By John W.H. Denton
Chairman, BCA Global Engagement Task Force
Member of Australia’s APEC Business Advisory Council
Partly as a consequence of the global financial crisis, we have seen the G20 become the principal global economic policy institution. This change in the global economic order has rightly received a great deal of attention of late. But we should not overlook the importance of the Asia Pacific Economic Cooperation (APEC) forum to Australia’s interests and as an influential institution for economic dialogue and policy.
The meeting of APEC leaders in Singapore this weekend is taking place at a critical time. APEC has a unique opportunity to extend its global influence. But it will need to renew its structures and demonstrate tangible policy outcomes in free trade and investment, if it is to succeed.
The shift in economic power to the Asia Pacific, and to Asia in particular, has been reinforced by the global recession. Within Asia, 22 nations are categorised as ‘developing economies’ that are expected to achieve positive growth in GDP for 2009 at the remarkable average of 6.2 per cent. Australia has been virtually the only advanced economy to achieve positive growth, thanks in large measure to our trade and investment links with emerging Asia. The economic performance of Asia has helped to hasten a transition in global governance arrangements.
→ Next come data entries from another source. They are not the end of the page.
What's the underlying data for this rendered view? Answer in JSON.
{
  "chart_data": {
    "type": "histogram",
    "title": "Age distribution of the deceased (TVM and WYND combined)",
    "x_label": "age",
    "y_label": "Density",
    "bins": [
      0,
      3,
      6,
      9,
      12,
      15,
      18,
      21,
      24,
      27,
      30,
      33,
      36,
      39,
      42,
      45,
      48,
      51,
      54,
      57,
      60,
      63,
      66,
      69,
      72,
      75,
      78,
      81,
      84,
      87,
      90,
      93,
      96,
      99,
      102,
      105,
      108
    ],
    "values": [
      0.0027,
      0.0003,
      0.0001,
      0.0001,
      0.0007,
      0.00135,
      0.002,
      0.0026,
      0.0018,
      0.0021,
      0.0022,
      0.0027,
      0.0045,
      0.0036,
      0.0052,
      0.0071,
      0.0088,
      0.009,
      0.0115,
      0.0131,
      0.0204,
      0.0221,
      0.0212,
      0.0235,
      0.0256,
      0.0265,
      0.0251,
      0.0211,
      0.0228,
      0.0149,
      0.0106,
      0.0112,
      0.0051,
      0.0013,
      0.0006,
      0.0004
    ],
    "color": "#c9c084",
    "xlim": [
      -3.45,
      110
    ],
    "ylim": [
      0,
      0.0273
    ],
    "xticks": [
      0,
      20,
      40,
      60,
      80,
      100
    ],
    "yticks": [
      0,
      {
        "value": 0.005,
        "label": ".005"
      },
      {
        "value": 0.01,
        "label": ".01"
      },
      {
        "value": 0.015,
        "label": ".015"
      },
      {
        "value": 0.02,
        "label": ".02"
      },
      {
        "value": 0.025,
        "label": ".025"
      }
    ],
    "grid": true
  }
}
The recent transition in global economic leadership from the G8 to the G20 recognised the need to include a place for the emerging economies of the world within the leading global institution. Developed nations expect emerging nations to be responsible global actors. This requires that we include them as partners in global institutions.
APEC has the chance to increase its global influence as part of this same transition. Nine members of the G20 are also members of APEC. Furthermore, APEC’s membership spans Asia and North and South America. Kurt Tong, the senior official responsible for APEC in the US State Department, recently testified before a Congressional subcommittee. He said that because the economic affairs of the Asian region were linked so closely with the Americas, ‘effective regional economic institutions must include members from both sides of the Pacific’. Currently, APEC is the only regional institution that does this. While it has some clear advantages over other regional bodies, APEC needs to pursue two objectives if it is to continue to be a leading regional institution with global influence.
First, APEC will need to reform its structures to align with new developments. It will need to consider the future membership of the institution, including whether India should be invited to join. Given the size and the rapid expansion of India’s economy, combined with the influence that India will exert into the future, Australia and other APEC members should be giving a high priority to its accession.
Also, in terms of the structure of APEC, we have recently seen a greater involvement by treasury and finance ministers, as well as better integration between economic and trade policy. Business has welcomed this development. We would like to see even greater engagement with treasurers, because this will enable APEC to link more closely with the G20 where treasurers and central bank governors have a leading role.
Second, APEC’s policy initiatives must also achieve tangible outcomes that justify the time and resources committed by its members and their constituents. The most important priorities are the investment, trade and structural reform agendas.
Practical steps towards the establishment of free trade among APEC members have been part of the agenda for at least 15 years. This continues to be a key priority for business. The best way to take this forward is to establish a Free Trade Area of the Asia Pacific.
APEC members, including Australia, should ramp up deliberations on how best to achieve a free-trade area, together with detailed consideration of what it would involve. This does not mean focussing only on the creation of a new instrument or instruments. Rather, we should look at how we might harness a multiplicity of tools to achieve an effective free-trade zone.
The business community also recognises the important work undertaken on investment. APEC’s Investment Facilitation Action Plan has the potential to be an effective mechanism for lifting investment flows within the region. It offers a way to simplify and improve the consistency of investment rules, including the protections available to investors within APEC member economies. These outcomes are essential in order to provide investors with the confidence they require for making medium to longer-term commitments.
The effectiveness of APEC’s practical policy reforms will reinforce its potential as a highly influential institution when it comes to setting the global policy agenda, and as the only regional economic body that brings together the major economic powers on both sides of the Pacific.